The conclusion (ch. 7) is mostly a succinct summary, with the addition of a parting shot: “It is a regrettable fact that much Reformed preaching operates in a virtual mono-mood—that of the indicative— to the virtual exclusion of the imperative” (151). Whether the charge is fair or a straw man, my limited exposure to contemporary Reformed preaching is not qualified to judge. Surely Carrick is right when he opines that the doctrinal must be balanced by the practical, the historical by the ethical, the historia salutis by the ordo salutis, and the work of Christ by the work of the Spirit (151). His final statement is, “It is absolutely essential that the great indicatives of Christ’s accomplishment of redemption be balanced by the great imperatives of the Spirit’s application of redemption” (151). May the Lord deliver His church from pulpits devoid of either.

Three appendixes supply further illustrations of the exclamative, the interrogative, and the imperative from Reformed preaching. They may be the most useful to readers who are relatively unfamiliar with the spiritual eloquence of our forefathers, as a provocation to read more of their sermons. I agree with Earl Blackburn’s two minor criticisms4 that including illustrative examples from Calvin’s sermons alongside the five Carrick chose and an appendix dedicated to the indicative mood would have strengthened the book.

Whatever one’s familiarity with this topic or position taken, this book seems to be an important contribution worthy of consideration by all modern Reformed preachers, and so I recommend it with meek enthusiasm. Its head-on criticisms of some RHP will disturb adherents, but where the tool is sharpened sparks are bound to fly. Let us receive Carrick’s savory meat and leave any bones on the plate.

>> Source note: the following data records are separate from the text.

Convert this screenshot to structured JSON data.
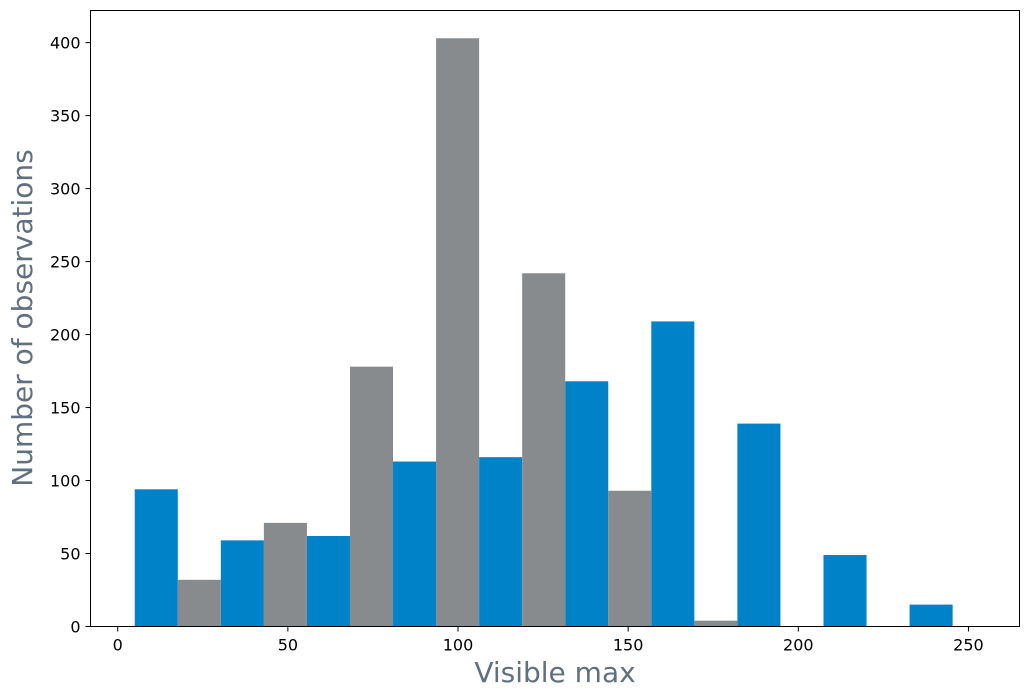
{
  "colors": {
    "series_a": "#0082c8",
    "series_b": "#888b8e",
    "axis_label": "#607080",
    "frame": "#000000"
  },
  "chart_data": {
    "type": "bar",
    "xlabel": "Visible max",
    "ylabel": "Number of observations",
    "xlim": [
      -8,
      265
    ],
    "ylim": [
      0,
      422
    ],
    "xticks": [
      0,
      50,
      100,
      150,
      200,
      250
    ],
    "yticks": [
      0,
      50,
      100,
      150,
      200,
      250,
      300,
      350,
      400
    ],
    "grid": false,
    "legend": "none",
    "bin_edges": [
      5,
      30.3,
      55.6,
      80.9,
      106.2,
      131.5,
      156.8,
      182.1,
      207.4,
      232.7,
      258
    ],
    "series": [
      {
        "color": "#0082c8",
        "values": [
          94,
          59,
          62,
          113,
          116,
          168,
          209,
          139,
          49,
          15
        ]
      },
      {
        "color": "#888b8e",
        "values": [
          32,
          71,
          178,
          403,
          242,
          93,
          4,
          0,
          0,
          0
        ]
      }
    ]
  }
}
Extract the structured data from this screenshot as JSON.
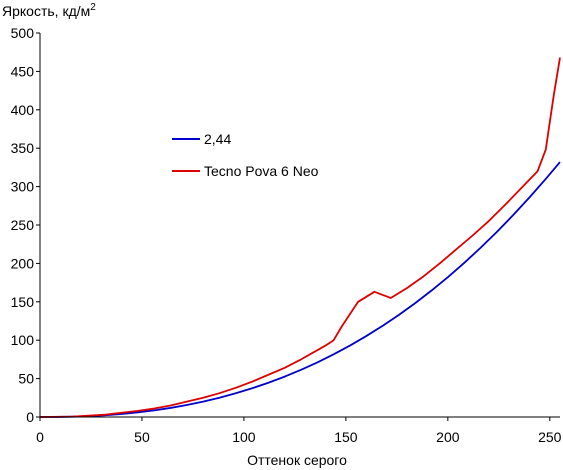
{
  "chart_data": {
    "type": "line",
    "title": "",
    "ylabel": "Яркость, кд/м",
    "ylabel_sup": "2",
    "xlabel": "Оттенок серого",
    "xlim": [
      0,
      255
    ],
    "ylim": [
      0,
      500
    ],
    "xticks": [
      0,
      50,
      100,
      150,
      200,
      250
    ],
    "yticks": [
      0,
      50,
      100,
      150,
      200,
      250,
      300,
      350,
      400,
      450,
      500
    ],
    "grid": false,
    "legend_position": "upper-left-center",
    "series": [
      {
        "name": "2,44",
        "color": "#0000cc",
        "x": [
          0,
          8,
          16,
          24,
          32,
          40,
          48,
          56,
          64,
          72,
          80,
          88,
          96,
          104,
          112,
          120,
          128,
          136,
          144,
          152,
          160,
          168,
          176,
          184,
          192,
          200,
          208,
          216,
          224,
          232,
          240,
          248,
          255
        ],
        "y": [
          0,
          0.1,
          0.4,
          1.1,
          2.3,
          3.9,
          6.0,
          8.6,
          11.8,
          15.6,
          20.0,
          25.1,
          30.9,
          37.4,
          44.6,
          52.6,
          61.4,
          71.1,
          81.6,
          93.0,
          105.4,
          118.7,
          133.0,
          148.3,
          164.7,
          182.1,
          200.6,
          220.2,
          240.9,
          262.8,
          285.8,
          310.0,
          332.0
        ]
      },
      {
        "name": "Tecno Pova 6 Neo",
        "color": "#dd0000",
        "x": [
          0,
          16,
          32,
          48,
          56,
          64,
          72,
          80,
          88,
          96,
          104,
          112,
          120,
          128,
          136,
          140,
          144,
          148,
          156,
          164,
          172,
          180,
          188,
          196,
          204,
          212,
          220,
          228,
          236,
          244,
          248,
          252,
          255
        ],
        "y": [
          0,
          0.5,
          3,
          8,
          11,
          15,
          20,
          25,
          31,
          38,
          46,
          55,
          64,
          75,
          87,
          93,
          100,
          118,
          150,
          163,
          155,
          168,
          183,
          200,
          218,
          236,
          255,
          276,
          298,
          320,
          348,
          420,
          468
        ]
      }
    ]
  }
}
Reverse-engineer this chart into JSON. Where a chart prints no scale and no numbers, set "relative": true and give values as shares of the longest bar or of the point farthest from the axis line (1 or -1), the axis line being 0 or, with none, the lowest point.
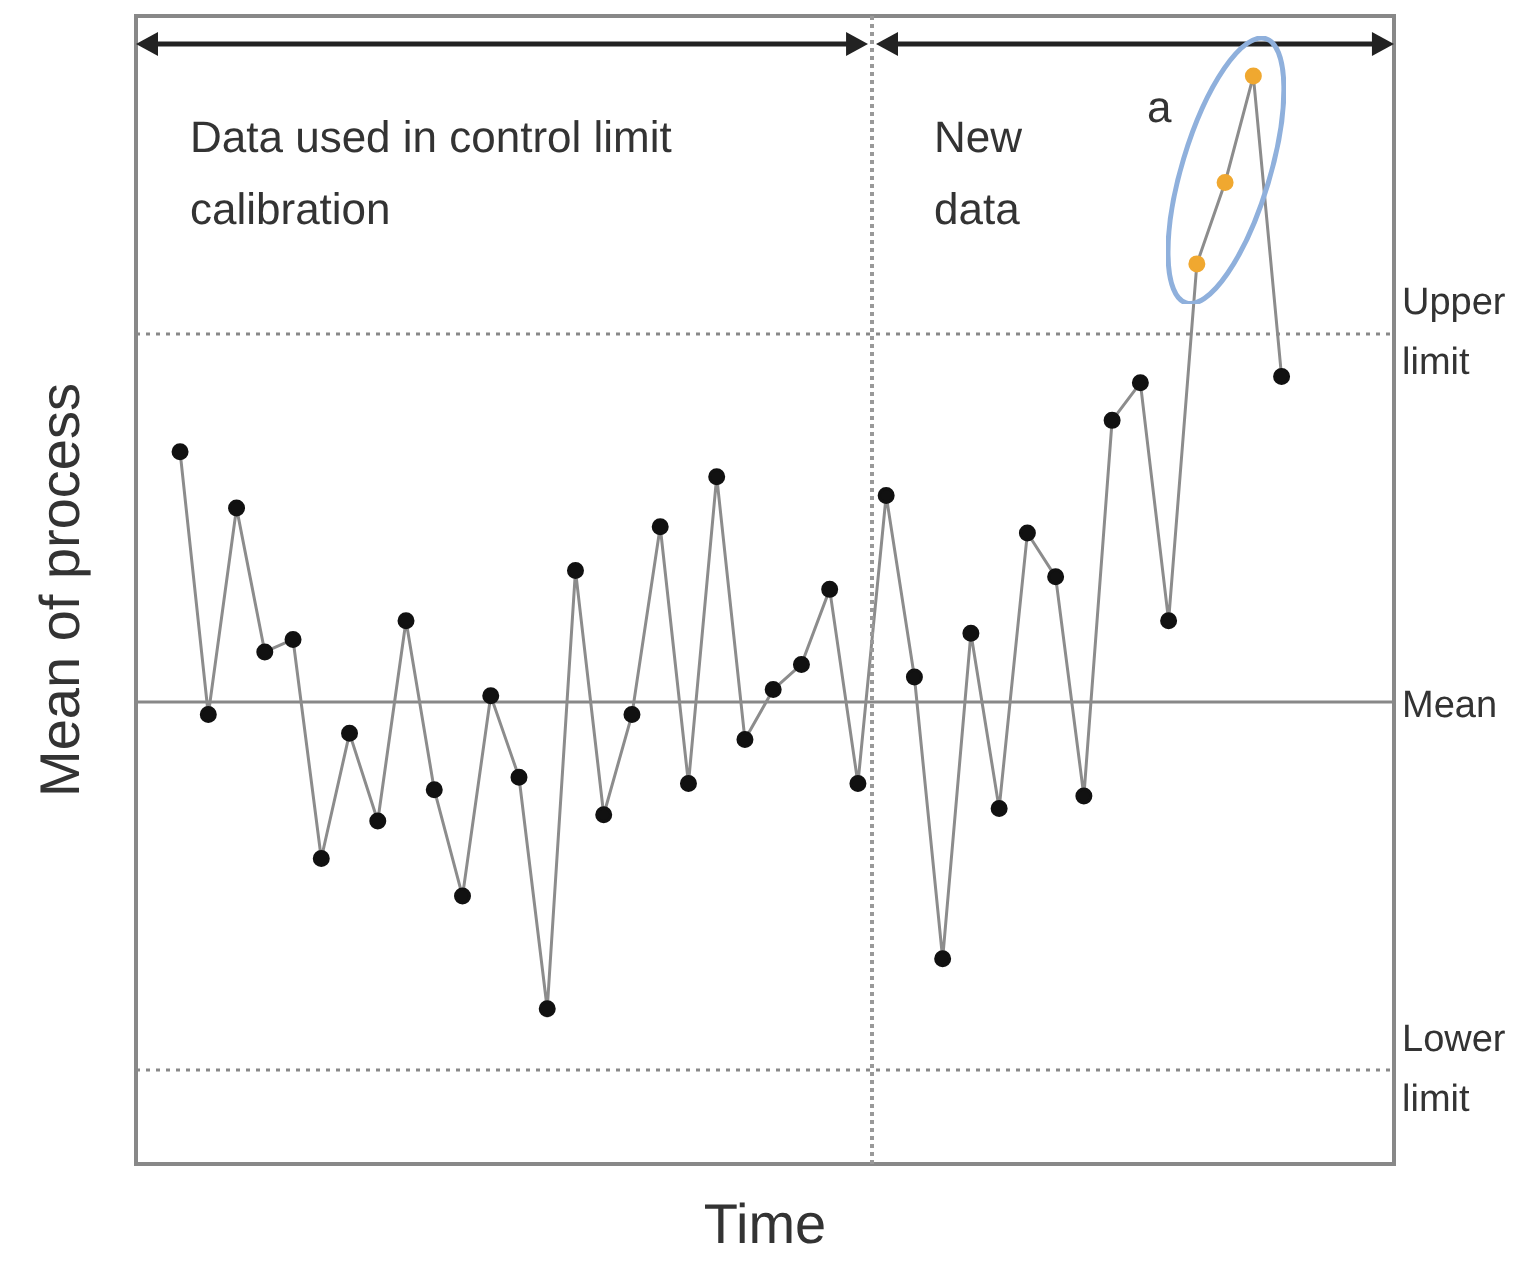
{
  "chart_data": {
    "type": "line",
    "relative": true,
    "xlabel": "Time",
    "ylabel": "Mean of process",
    "categories": [
      null,
      null,
      null,
      null,
      null,
      null,
      null,
      null,
      null,
      null,
      null,
      null,
      null,
      null,
      null,
      null,
      null,
      null,
      null,
      null,
      null,
      null,
      null,
      null,
      null,
      null,
      null,
      null,
      null,
      null,
      null,
      null,
      null,
      null,
      null,
      null,
      null,
      null,
      null,
      null
    ],
    "series": [
      {
        "color": "#8c8c8c",
        "colors": [
          "#111111",
          "#111111",
          "#111111",
          "#111111",
          "#111111",
          "#111111",
          "#111111",
          "#111111",
          "#111111",
          "#111111",
          "#111111",
          "#111111",
          "#111111",
          "#111111",
          "#111111",
          "#111111",
          "#111111",
          "#111111",
          "#111111",
          "#111111",
          "#111111",
          "#111111",
          "#111111",
          "#111111",
          "#111111",
          "#111111",
          "#111111",
          "#111111",
          "#111111",
          "#111111",
          "#111111",
          "#111111",
          "#111111",
          "#111111",
          "#111111",
          "#111111",
          "#f0a830",
          "#f0a830",
          "#f0a830",
          "#111111"
        ],
        "values": [
          0.4,
          -0.02,
          0.31,
          0.08,
          0.1,
          -0.25,
          -0.05,
          -0.19,
          0.13,
          -0.14,
          -0.31,
          0.01,
          -0.12,
          -0.49,
          0.21,
          -0.18,
          -0.02,
          0.28,
          -0.13,
          0.36,
          -0.06,
          0.02,
          0.06,
          0.18,
          -0.13,
          0.33,
          0.04,
          -0.41,
          0.11,
          -0.17,
          0.27,
          0.2,
          -0.15,
          0.45,
          0.51,
          0.13,
          0.7,
          0.83,
          1,
          0.52
        ]
      }
    ],
    "ref_lines": [
      {
        "axis": "y",
        "value": 0.588,
        "label": "Upper limit",
        "line_style": "dotted",
        "color": "#888888"
      },
      {
        "axis": "y",
        "value": 0,
        "label": "Mean",
        "line_style": "solid",
        "color": "#888888"
      },
      {
        "axis": "y",
        "value": -0.588,
        "label": "Lower limit",
        "line_style": "dotted",
        "color": "#888888"
      }
    ],
    "annotations": [
      "Data used in control limit calibration",
      "New data",
      "a"
    ],
    "marker": "circle",
    "line_style": "solid"
  }
}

A well-reasoned and specific response to this book by a worthy champion of RHP would also prove an interesting read and may shed more light upon this homiletical controversy.

You may find interesting the attached brief report of Carrick debating a RHP proponent named William Dennison (yes, another brother) at the March 2002 theology conference sponsored by Greenville Presbyterian Theological Seminary, where Carrick teaches.5 It may prove especially useful to us because in it the other side is not mute.

1. James T. Dennison, Jr. (1943-present), Librarian and Lecturer in Church History at WTS in California from 1980- 2000, currently Professor of Church History and Academic Dean at Northwest Theological Seminary in Lynnwood, Washington; Charles G. Dennison (1945-1999), Pastor of Grace OPC of Sewickley, PA; Lee Irons (see footnote 6).
3. Lectures on Sacred Rhetoric, Lecture III, “Distribution of Subjects,” pp. 57-58.
4. See first review referenced in footnote 1.